Hay un aire de alegría por la desgracia ajena entre los mercados emergentes en los últimos tiempos en tanto el dólar se negocia a su nivel más bajo en tres años. Pero para una minoría de economistas y administradores de dinero existen crecientes motivos de preocupación.
Cuando el secretario del Tesoro de los Estados Unidos, Steve Mnuchin, indicó su preferencia por un dólar más débil la semana pasada, una medición de las monedas de países en vías de desarrollo subió a un nivel récord y alcanzó su mejor principio de año desde 2012. La consecuencia lógica es que la moneda estadounidense más débil mejorará el poder adquisitivo de los mercados emergentes, lo que reducirá los costos del servicio de deuda y aumentará los retornos de los inversores globales.

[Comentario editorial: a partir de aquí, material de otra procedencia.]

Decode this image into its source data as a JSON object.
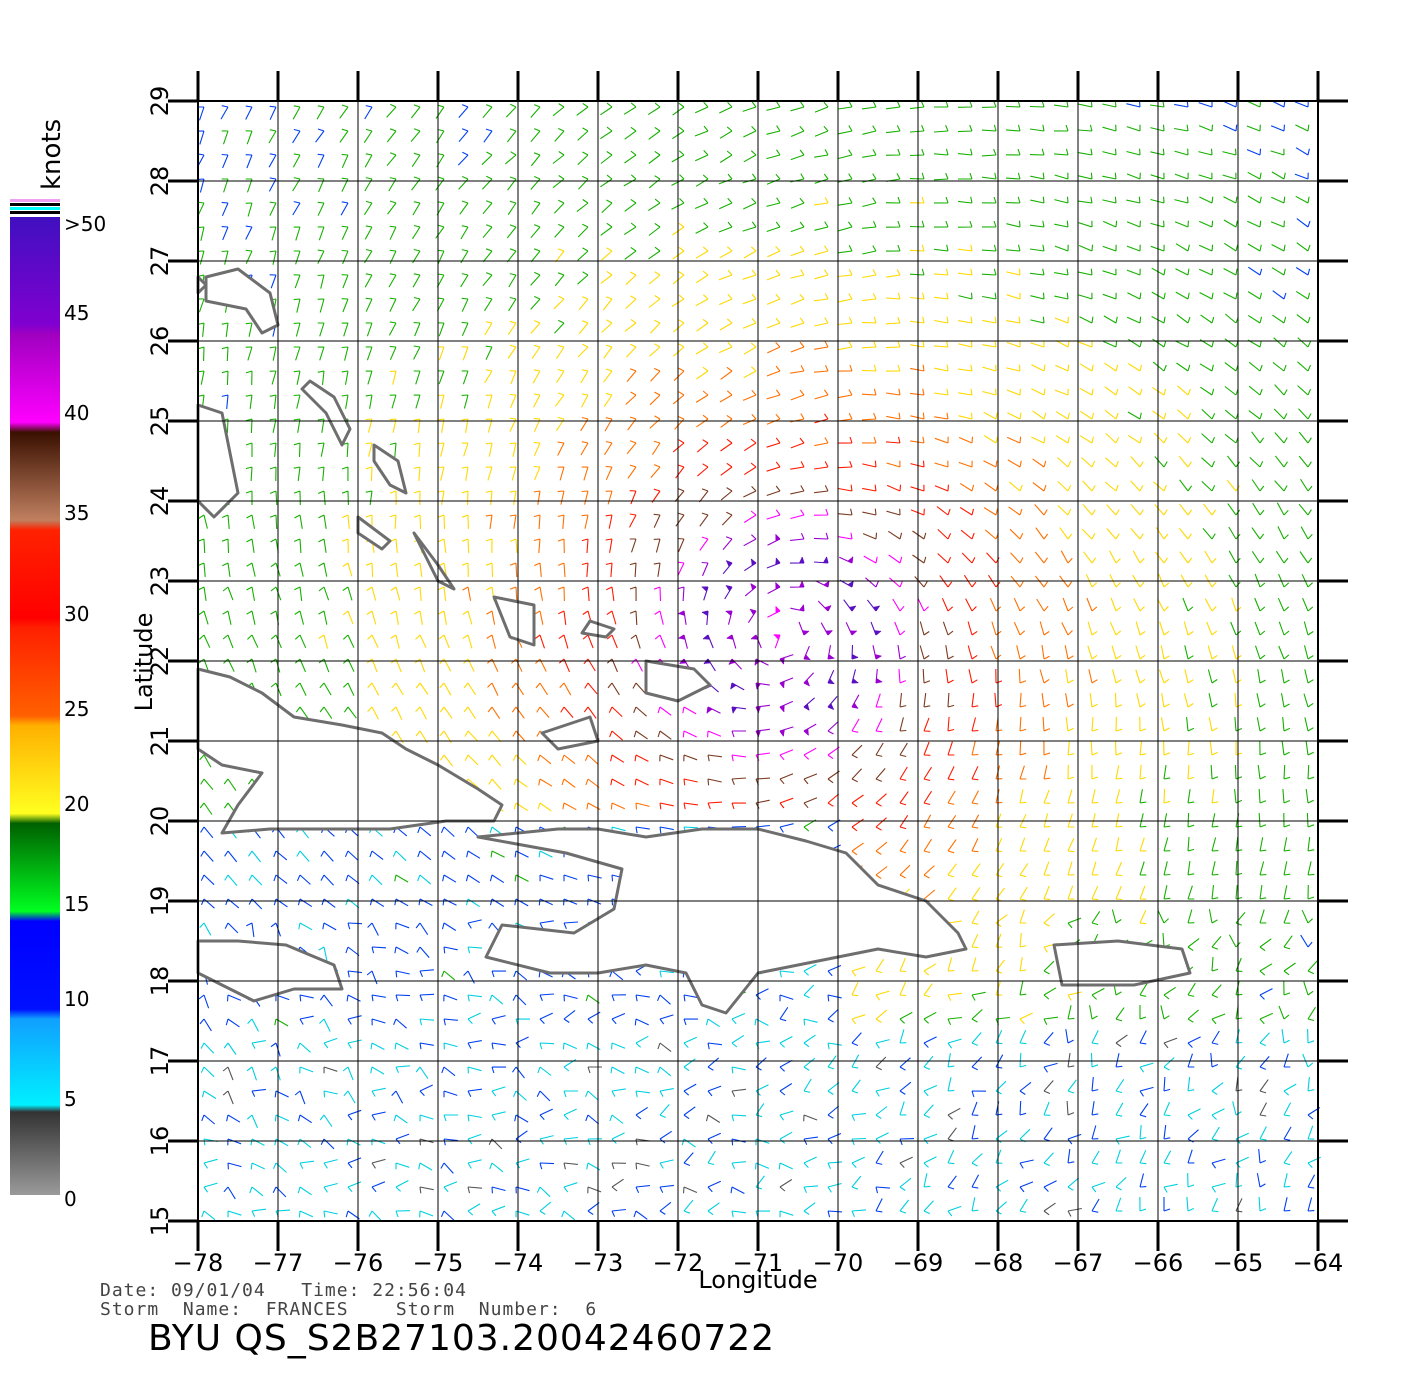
{
  "map": {
    "title_lines": {
      "line1": "Date: 09/01/04   Time: 22:56:04",
      "line2": "Storm  Name:  FRANCES    Storm  Number:  6",
      "product": "BYU  QS_S2B27103.20042460722"
    },
    "x_axis": {
      "label": "Longitude",
      "ticks": [
        -78,
        -77,
        -76,
        -75,
        -74,
        -73,
        -72,
        -71,
        -70,
        -69,
        -68,
        -67,
        -66,
        -65,
        -64
      ]
    },
    "y_axis": {
      "label": "Latitude",
      "ticks": [
        15,
        16,
        17,
        18,
        19,
        20,
        21,
        22,
        23,
        24,
        25,
        26,
        27,
        28,
        29
      ]
    },
    "extent": {
      "lon": [
        -78,
        -64
      ],
      "lat": [
        15,
        29
      ]
    },
    "storm_center": {
      "lon": -70.7,
      "lat": 22.3
    },
    "colorbar": {
      "unit": "knots",
      "tick_labels": [
        "0",
        "5",
        "10",
        "15",
        "20",
        "25",
        "30",
        "35",
        "40",
        "45",
        ">50"
      ],
      "colors": {
        "0-5": "#555555",
        "5-10": "#00cfe0",
        "10-15": "#0040f0",
        "15-20": "#16b000",
        "20-25": "#ffd800",
        "25-30": "#ff7000",
        "30-35": "#ff1a00",
        "35-40": "#7a3a20",
        "40-45": "#ff00ff",
        "45-50": "#9a00d0",
        ">50": "#5a10c0"
      }
    },
    "land_color": "#6e6e6e",
    "grid_color": "#000000"
  }
}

Pero no todo será caviar y champaña, dicen algunos comentaristas.
Commerzbank AG advirtió la semana pasada que una declinación rápida y sustancial del dólar estadounidense podría en realidad afectar a los países en vías de desarrollo al perjudicar la competitividad de sus exportaciones, algo que ya critica el gobierno de Donald Trump. También podría castigar a los países que importan más de lo que exportan al elevar los precios del petróleo y los productos primarios.

“El verdadero impacto económico de un dólar muy débil es negativo”, dijo Tatha Ghose, un economista de mercados emergentes de Commerzbank en Londres. “Significa que el poder adquisitivo de EE.UU. es menor, y en términos reales las exportaciones de los mercados emergentes en su conjunto se verán afectadas”.

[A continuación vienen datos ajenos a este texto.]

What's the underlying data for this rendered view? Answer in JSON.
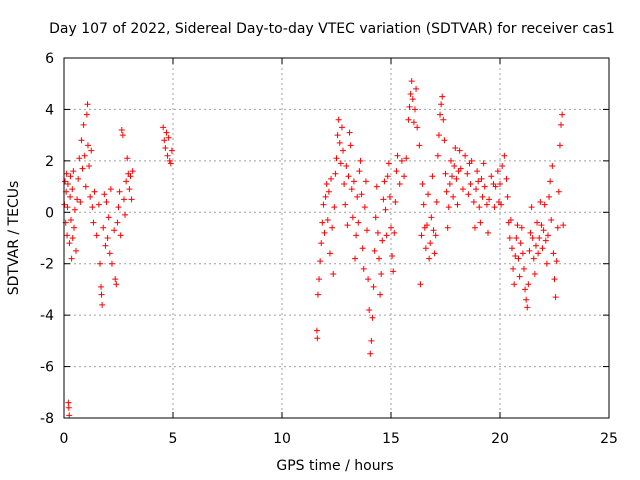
{
  "chart_data": {
    "type": "scatter",
    "title": "Day 107 of 2022, Sidereal Day-to-day VTEC variation (SDTVAR) for receiver cas1",
    "xlabel": "GPS time / hours",
    "ylabel": "SDTVAR / TECUs",
    "xlim": [
      0,
      25
    ],
    "ylim": [
      -8,
      6
    ],
    "xticks": [
      0,
      5,
      10,
      15,
      20,
      25
    ],
    "yticks": [
      -8,
      -6,
      -4,
      -2,
      0,
      2,
      4,
      6
    ],
    "grid": true,
    "marker": "+",
    "color": "#ff0000",
    "series": [
      {
        "name": "SDTVAR",
        "points": [
          [
            0.02,
            0.3
          ],
          [
            0.05,
            1.2
          ],
          [
            0.08,
            -0.4
          ],
          [
            0.1,
            0.8
          ],
          [
            0.12,
            1.5
          ],
          [
            0.14,
            -0.9
          ],
          [
            0.16,
            0.2
          ],
          [
            0.18,
            1.1
          ],
          [
            0.2,
            -7.4
          ],
          [
            0.22,
            -7.6
          ],
          [
            0.24,
            -7.9
          ],
          [
            0.25,
            -1.2
          ],
          [
            0.28,
            0.6
          ],
          [
            0.3,
            1.4
          ],
          [
            0.32,
            -0.3
          ],
          [
            0.35,
            -1.8
          ],
          [
            0.38,
            0.9
          ],
          [
            0.4,
            -1.0
          ],
          [
            0.43,
            1.6
          ],
          [
            0.46,
            -0.6
          ],
          [
            0.5,
            0.1
          ],
          [
            0.55,
            -1.5
          ],
          [
            0.6,
            0.5
          ],
          [
            0.65,
            1.3
          ],
          [
            0.7,
            2.1
          ],
          [
            0.75,
            0.4
          ],
          [
            0.8,
            2.8
          ],
          [
            0.85,
            1.7
          ],
          [
            0.9,
            3.4
          ],
          [
            0.95,
            2.2
          ],
          [
            1.0,
            1.0
          ],
          [
            1.05,
            3.8
          ],
          [
            1.08,
            4.2
          ],
          [
            1.1,
            2.6
          ],
          [
            1.15,
            1.8
          ],
          [
            1.2,
            0.6
          ],
          [
            1.25,
            2.4
          ],
          [
            1.3,
            0.2
          ],
          [
            1.35,
            -0.4
          ],
          [
            1.4,
            0.8
          ],
          [
            1.5,
            -0.9
          ],
          [
            1.6,
            0.3
          ],
          [
            1.65,
            -2.0
          ],
          [
            1.7,
            -2.9
          ],
          [
            1.72,
            -3.2
          ],
          [
            1.75,
            -3.6
          ],
          [
            1.8,
            -0.6
          ],
          [
            1.85,
            0.7
          ],
          [
            1.9,
            -1.3
          ],
          [
            1.95,
            0.4
          ],
          [
            2.0,
            -1.0
          ],
          [
            2.05,
            -0.2
          ],
          [
            2.1,
            -1.6
          ],
          [
            2.15,
            0.9
          ],
          [
            2.2,
            -2.0
          ],
          [
            2.3,
            -0.7
          ],
          [
            2.35,
            -2.6
          ],
          [
            2.4,
            -2.8
          ],
          [
            2.45,
            -0.4
          ],
          [
            2.5,
            0.2
          ],
          [
            2.55,
            0.8
          ],
          [
            2.6,
            -0.9
          ],
          [
            2.65,
            3.2
          ],
          [
            2.7,
            3.0
          ],
          [
            2.75,
            0.5
          ],
          [
            2.8,
            -0.1
          ],
          [
            2.85,
            1.2
          ],
          [
            2.9,
            2.1
          ],
          [
            2.95,
            1.5
          ],
          [
            3.0,
            0.9
          ],
          [
            3.05,
            1.4
          ],
          [
            3.1,
            0.5
          ],
          [
            3.15,
            1.6
          ],
          [
            4.55,
            3.3
          ],
          [
            4.6,
            2.8
          ],
          [
            4.65,
            2.5
          ],
          [
            4.7,
            3.1
          ],
          [
            4.75,
            2.2
          ],
          [
            4.8,
            2.9
          ],
          [
            4.85,
            2.0
          ],
          [
            4.9,
            1.9
          ],
          [
            4.95,
            2.4
          ],
          [
            11.6,
            -4.6
          ],
          [
            11.62,
            -4.9
          ],
          [
            11.65,
            -3.2
          ],
          [
            11.7,
            -2.6
          ],
          [
            11.75,
            -1.9
          ],
          [
            11.8,
            -1.2
          ],
          [
            11.85,
            -0.4
          ],
          [
            11.9,
            0.3
          ],
          [
            11.95,
            -0.8
          ],
          [
            12.0,
            0.6
          ],
          [
            12.05,
            1.1
          ],
          [
            12.1,
            -0.3
          ],
          [
            12.15,
            0.8
          ],
          [
            12.2,
            -1.6
          ],
          [
            12.25,
            1.3
          ],
          [
            12.3,
            -0.6
          ],
          [
            12.35,
            -2.4
          ],
          [
            12.4,
            0.2
          ],
          [
            12.45,
            1.5
          ],
          [
            12.5,
            2.1
          ],
          [
            12.55,
            3.0
          ],
          [
            12.6,
            3.6
          ],
          [
            12.65,
            2.7
          ],
          [
            12.7,
            1.9
          ],
          [
            12.75,
            3.3
          ],
          [
            12.8,
            2.4
          ],
          [
            12.85,
            1.1
          ],
          [
            12.9,
            0.3
          ],
          [
            12.95,
            1.8
          ],
          [
            13.0,
            -0.5
          ],
          [
            13.05,
            1.4
          ],
          [
            13.1,
            3.1
          ],
          [
            13.15,
            2.6
          ],
          [
            13.2,
            0.9
          ],
          [
            13.25,
            -0.2
          ],
          [
            13.3,
            1.2
          ],
          [
            13.35,
            -1.8
          ],
          [
            13.4,
            -0.9
          ],
          [
            13.45,
            0.6
          ],
          [
            13.5,
            -0.4
          ],
          [
            13.55,
            1.6
          ],
          [
            13.6,
            2.0
          ],
          [
            13.65,
            0.7
          ],
          [
            13.7,
            -1.4
          ],
          [
            13.75,
            -2.2
          ],
          [
            13.8,
            0.2
          ],
          [
            13.85,
            1.2
          ],
          [
            13.9,
            -0.7
          ],
          [
            13.95,
            -2.6
          ],
          [
            14.0,
            -3.8
          ],
          [
            14.05,
            -5.5
          ],
          [
            14.1,
            -5.0
          ],
          [
            14.15,
            -4.1
          ],
          [
            14.2,
            -2.9
          ],
          [
            14.25,
            -1.5
          ],
          [
            14.3,
            -0.2
          ],
          [
            14.35,
            1.0
          ],
          [
            14.4,
            -0.8
          ],
          [
            14.45,
            -1.8
          ],
          [
            14.5,
            -3.2
          ],
          [
            14.55,
            -2.4
          ],
          [
            14.6,
            -1.1
          ],
          [
            14.65,
            0.5
          ],
          [
            14.7,
            1.2
          ],
          [
            14.75,
            0.1
          ],
          [
            14.8,
            -0.9
          ],
          [
            14.85,
            1.4
          ],
          [
            14.9,
            1.9
          ],
          [
            14.95,
            0.6
          ],
          [
            15.0,
            -0.6
          ],
          [
            15.05,
            -1.7
          ],
          [
            15.1,
            -2.3
          ],
          [
            15.15,
            -0.8
          ],
          [
            15.2,
            0.4
          ],
          [
            15.25,
            1.6
          ],
          [
            15.3,
            2.2
          ],
          [
            15.4,
            1.1
          ],
          [
            15.5,
            2.0
          ],
          [
            15.6,
            1.4
          ],
          [
            15.7,
            2.1
          ],
          [
            15.8,
            3.6
          ],
          [
            15.85,
            4.1
          ],
          [
            15.9,
            4.6
          ],
          [
            15.95,
            5.1
          ],
          [
            16.0,
            4.4
          ],
          [
            16.05,
            3.5
          ],
          [
            16.1,
            4.0
          ],
          [
            16.15,
            4.8
          ],
          [
            16.2,
            3.3
          ],
          [
            16.3,
            2.6
          ],
          [
            16.35,
            -2.8
          ],
          [
            16.4,
            -0.9
          ],
          [
            16.45,
            1.1
          ],
          [
            16.5,
            0.3
          ],
          [
            16.55,
            -0.6
          ],
          [
            16.6,
            -1.4
          ],
          [
            16.65,
            -0.5
          ],
          [
            16.7,
            0.7
          ],
          [
            16.75,
            -1.8
          ],
          [
            16.8,
            -1.2
          ],
          [
            16.85,
            -0.2
          ],
          [
            16.9,
            1.4
          ],
          [
            16.95,
            -0.7
          ],
          [
            17.0,
            -1.6
          ],
          [
            17.05,
            -0.9
          ],
          [
            17.1,
            0.4
          ],
          [
            17.15,
            2.2
          ],
          [
            17.2,
            3.0
          ],
          [
            17.25,
            3.8
          ],
          [
            17.3,
            4.2
          ],
          [
            17.35,
            4.5
          ],
          [
            17.4,
            3.6
          ],
          [
            17.45,
            2.8
          ],
          [
            17.5,
            1.5
          ],
          [
            17.55,
            0.8
          ],
          [
            17.6,
            -0.6
          ],
          [
            17.65,
            0.2
          ],
          [
            17.7,
            1.1
          ],
          [
            17.75,
            2.0
          ],
          [
            17.8,
            1.4
          ],
          [
            17.85,
            0.6
          ],
          [
            17.9,
            1.8
          ],
          [
            17.95,
            2.5
          ],
          [
            18.0,
            1.3
          ],
          [
            18.05,
            0.3
          ],
          [
            18.1,
            1.6
          ],
          [
            18.15,
            2.4
          ],
          [
            18.2,
            1.7
          ],
          [
            18.3,
            0.9
          ],
          [
            18.4,
            2.2
          ],
          [
            18.5,
            1.5
          ],
          [
            18.55,
            0.7
          ],
          [
            18.6,
            1.9
          ],
          [
            18.65,
            1.1
          ],
          [
            18.7,
            2.0
          ],
          [
            18.8,
            0.4
          ],
          [
            18.85,
            -0.6
          ],
          [
            18.9,
            0.9
          ],
          [
            18.95,
            1.6
          ],
          [
            19.0,
            1.2
          ],
          [
            19.05,
            0.2
          ],
          [
            19.1,
            -0.4
          ],
          [
            19.15,
            1.3
          ],
          [
            19.2,
            0.6
          ],
          [
            19.25,
            1.9
          ],
          [
            19.3,
            1.0
          ],
          [
            19.4,
            0.3
          ],
          [
            19.45,
            -0.8
          ],
          [
            19.5,
            0.5
          ],
          [
            19.6,
            1.4
          ],
          [
            19.7,
            1.1
          ],
          [
            19.75,
            0.2
          ],
          [
            19.8,
            1.0
          ],
          [
            19.9,
            1.6
          ],
          [
            19.95,
            0.4
          ],
          [
            20.0,
            1.1
          ],
          [
            20.05,
            0.3
          ],
          [
            20.1,
            1.8
          ],
          [
            20.2,
            2.2
          ],
          [
            20.3,
            1.3
          ],
          [
            20.35,
            0.6
          ],
          [
            20.4,
            -0.4
          ],
          [
            20.45,
            -1.0
          ],
          [
            20.5,
            -0.3
          ],
          [
            20.55,
            -1.4
          ],
          [
            20.6,
            -2.2
          ],
          [
            20.65,
            -2.8
          ],
          [
            20.7,
            -1.7
          ],
          [
            20.75,
            -1.0
          ],
          [
            20.8,
            -0.5
          ],
          [
            20.85,
            -1.8
          ],
          [
            20.9,
            -2.5
          ],
          [
            20.95,
            -1.2
          ],
          [
            21.0,
            -0.6
          ],
          [
            21.05,
            -1.6
          ],
          [
            21.1,
            -2.2
          ],
          [
            21.15,
            -3.0
          ],
          [
            21.2,
            -3.4
          ],
          [
            21.25,
            -3.7
          ],
          [
            21.3,
            -2.8
          ],
          [
            21.35,
            -1.5
          ],
          [
            21.4,
            -0.8
          ],
          [
            21.45,
            0.2
          ],
          [
            21.5,
            -1.0
          ],
          [
            21.55,
            -1.8
          ],
          [
            21.6,
            -2.4
          ],
          [
            21.65,
            -1.3
          ],
          [
            21.7,
            -0.4
          ],
          [
            21.75,
            -1.6
          ],
          [
            21.8,
            -1.0
          ],
          [
            21.85,
            0.4
          ],
          [
            21.9,
            -0.5
          ],
          [
            21.95,
            -1.4
          ],
          [
            22.0,
            -0.7
          ],
          [
            22.05,
            0.3
          ],
          [
            22.1,
            -1.1
          ],
          [
            22.15,
            -2.0
          ],
          [
            22.2,
            -0.9
          ],
          [
            22.25,
            0.6
          ],
          [
            22.3,
            1.2
          ],
          [
            22.35,
            -0.3
          ],
          [
            22.4,
            1.8
          ],
          [
            22.45,
            -1.6
          ],
          [
            22.5,
            -2.6
          ],
          [
            22.55,
            -3.3
          ],
          [
            22.6,
            -1.9
          ],
          [
            22.65,
            -0.6
          ],
          [
            22.7,
            0.8
          ],
          [
            22.75,
            2.6
          ],
          [
            22.8,
            3.4
          ],
          [
            22.85,
            3.8
          ],
          [
            22.9,
            -0.5
          ]
        ]
      }
    ]
  }
}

No es que los actores del mercado estén esperando un derrumbe del dólar en cualquier momento, pero para una creciente cantidad de ellos la agenda proteccionista de Trump basta para introducir la idea.

Entre las cosas que podrían pasar en los mercados emergentes si el dólar continúa depreciándose, la inflación merece una mención especial. Un derrumbe de la moneda estadounidense haría subir los costos de las materias primas, lo que elevaría la inflación y socavaría los esfuerzos de los bancos centrales de los países en vías de desarrollo por impulsar el crecimiento mediante tasas de interés más bajas.

El crecimiento de los precios al consumidor en los países en vías de desarrollo ha declinado alrededor de dos tercios desde la crisis financiera de 2008, a un promedio de alrededor de 3 por ciento.

Si bien las monedas locales fuertes compensarían parte de los incrementos de los precios de los productos primarios, a los grandes compradores de materias primas, desde Turquía hasta India, podría costarles absorber la diferencia y terminarían por importar inflación.